Listen up Dragon…take this down
By Tom Rataj
By Tom Rataj
We’ve watched television and movie characters speak to and interact with computer systems for years. One of the most famous early examples was the original Star Trek TV series.
Quickly moving into the real world, speech-recognition and control has been available for several years on automated telephone answering systems, allowing callers to navigate via voice.
More recently, smartphone users became familiar with speech-recognition and device control applications, including the famous SIRI app on the iPhone. Android has Google Now, BlackBerry has the new Assistant and Cortana was recently launched on the Windows Phone platform. There are also several aftermarket applications available.
The speed and accuracy of speech-recognition software for desktop and laptop users fell well short of the marketing hype for years. As with smart phones, the bottleneck was hardware not powerful enough to handle the complex software and programs with either very limited vocabulary or which could not reliably recognize the spoken word.
That began to change about four years ago with the arrival of more powerful computers. Software has increased in complexity and efficiency and can now leverage all that processing power to provide very fast and accurate speech recognition.
As I sit here “typing” this article I am quite comfortable, my feet up on the desk and my arms crossed. I have on a small headset with boom microphone plugged into my desktop computer. The text is being entered into a Microsoft Word document that I opened by using simple plain language voice commands. The software is also designed to use the built-in microphone on most laptop computers, although background noise levels would present a challenge.
I used the latest version of Dragon Naturally Speaking 13 (Premium), the industry benchmark brand for Windows computers. Not only does it enter the text for me, I can also instruct it to add punctuation marks and capitalize, italicize, bold and underline words.
Dragon speech-recognition software comes in three consumer focused versions (Basic, Home and Premium), ranging from $50 to $200. There is also a $600 Enterprise focused professional version for large companies. All work with Windows 7 or newer. Dragon Dictate for Mac starts at $200.
Computer hardware requirements are not particularly onerous, so a decent midrange computer would typically be adequate. As one would expect, the complexity increases as you move up the version range.

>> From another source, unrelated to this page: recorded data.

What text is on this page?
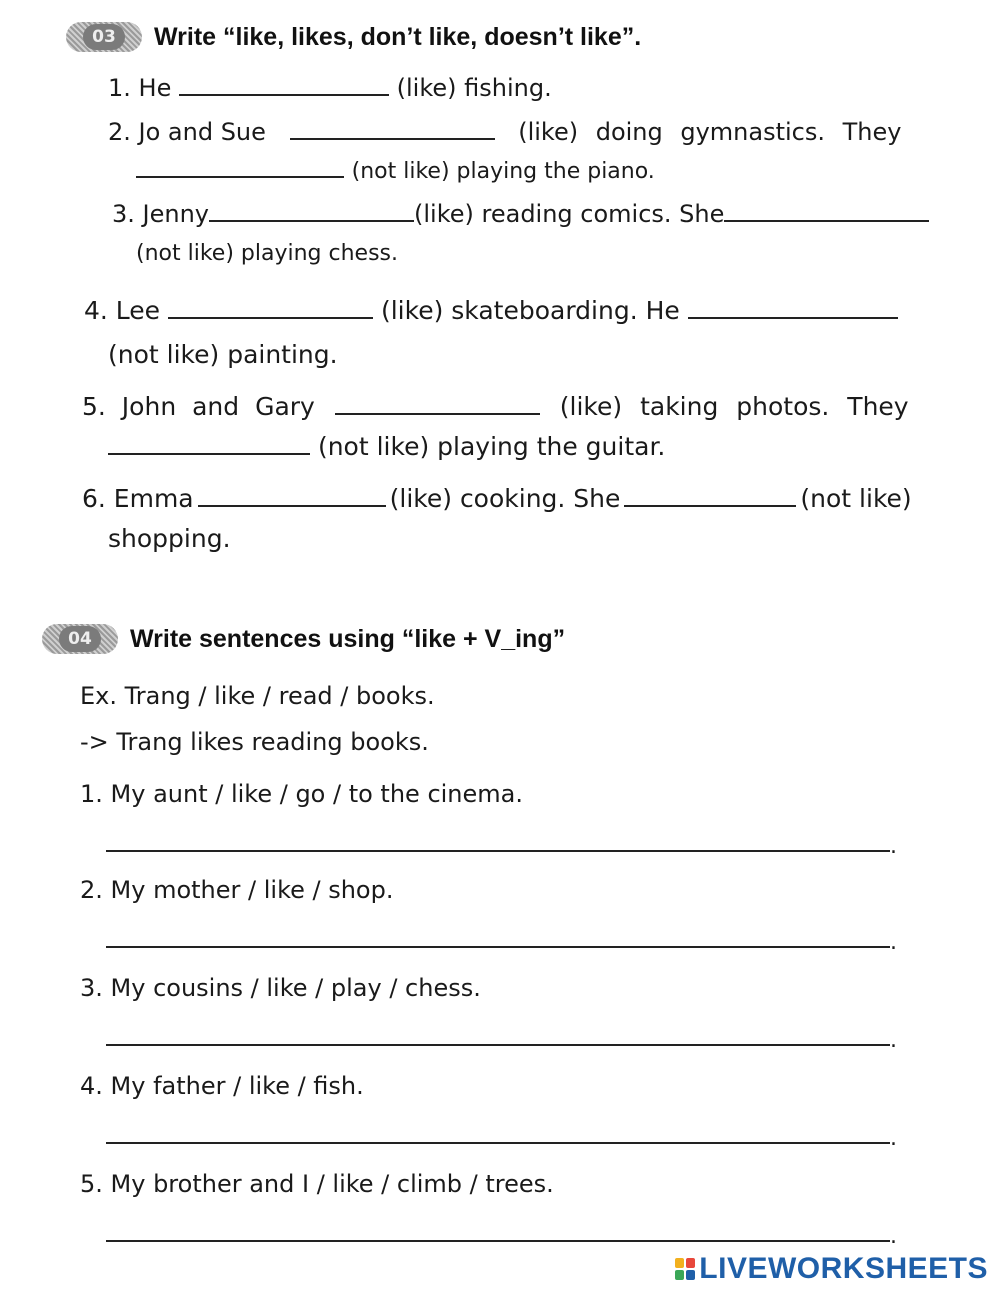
03	Write “like, likes, don’t like, doesn’t like”.
1. He	(like) fishing.
2. Jo and Sue	(like) doing gymnastics. They
(not like) playing the piano.
3. Jenny	(like) reading comics. She
(not like) playing chess.
4. Lee	(like) skateboarding. He
(not like) painting.
5. John and Gary	(like) taking photos. They
(not like) playing the guitar.
6. Emma	(like) cooking. She	(not like)
shopping.
04	Write sentences using “like + V_ing”
Ex. Trang / like / read / books.
-> Trang likes reading books.
1. My aunt / like / go / to the cinema.
.
2. My mother / like / shop.
.
3. My cousins / like / play / chess.
.
4. My father / like / fish.
.
5. My brother and I / like / climb / trees.
.
LIVEWORKSHEETS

The software guides a new user through a tutorial explaining the process and basic commands and navigation controls. It also steps a user through the training process. You read text on the screen and the software “trains” itself to understand your voice. Dragon uses this initial training session to develop a user profile, which it continuously builds on by constantly analysing your choice of words and language.
More than one profile can be created, allowing several people to take their turn at using the software.
The training process was surprisingly short and simple, taking only about five minutes. I was quickly using it successful, despite little practice and not much attention to clearly enunciating words.
Right from the start the software correctly recognized virtually every word. It was relatively easy to navigate back and correct the few words it didn’t understand by just using my voice to select the words and apply corrections.
The primary task of recognizing speech and inputting the text is easy to learn and quite reliable from the start. Learning all the commands and controls to navigate a document or computer and apply formatting can be quite challenging because there’s a lot to learn.
I eventually found a command cheat-sheet on the Internet that conveniently groups most of the major commands and controls together on several pages. I printed a copy and put it on my desk for easy reference. Users can also create additional controls and commands based on their needs.
The most interesting challenge with this type of software is learning to formulate your thoughts before speaking them, which is quite a bit different than typing as the words come to mind.
The software is surprisingly fast both in recognizing what is said and keeping up with the dictation, even when a user talks very fast. I challenged it with my best imitation of a K-Tel TV commercial announcer, speaking a mile a minute. It kept up almost flawlessly, making very few mistakes.
As a test, I just re-read the previous paragraph as quickly as possible. There were a couple of minor errors, likely because I spoke so quickly I didn’t enunciate my words clearly. Speak at a normal cadence, as you would in conversation, and the software easily keeps up and gets every word correct.
The main use of the software is for creating new text or transposing text from previously written documents. Users with relatively poor or slow typing skills will find it very beneficial for inputting text.
Some Canadian police agencies have the Dragon Enterprise version so officers can dictate reports. They review the completed report on screen and manually correct misspelled words or other errors using a keyboard.
Using the software in a noisy environment, such as a patrol car or busy investigative office, would present some challenges. A boom microphone that filters out noise would mitigate many problems.
While the software is primarily designed to work on a desktop or laptop, it also works with audio files recorded on digital recorders and smartphones. You simply transfer the file to the host computer and process it with the software. It’s designed to work with only a single voice at a time, so it would not be effective in recognizing a conversation between several people.
Dragon Naturally Speaking works with virtually any application that accepts text input, including social media, spreadsheets, e-mail programs and most major Internet browsers.
I read several online reviews, all quite favourable. Beyond complaining about the price of the more expensive versions, most reviewers noted the challenges of learning all the commands and controls. All agreed that inputting text was fast and accurate right from the start.
Almost all of this article was created and edited through voice dictation, although I did use the keyboard and mouse to navigate some of the document, primarily because I was unfamiliar with all the commands and controls and had limited time.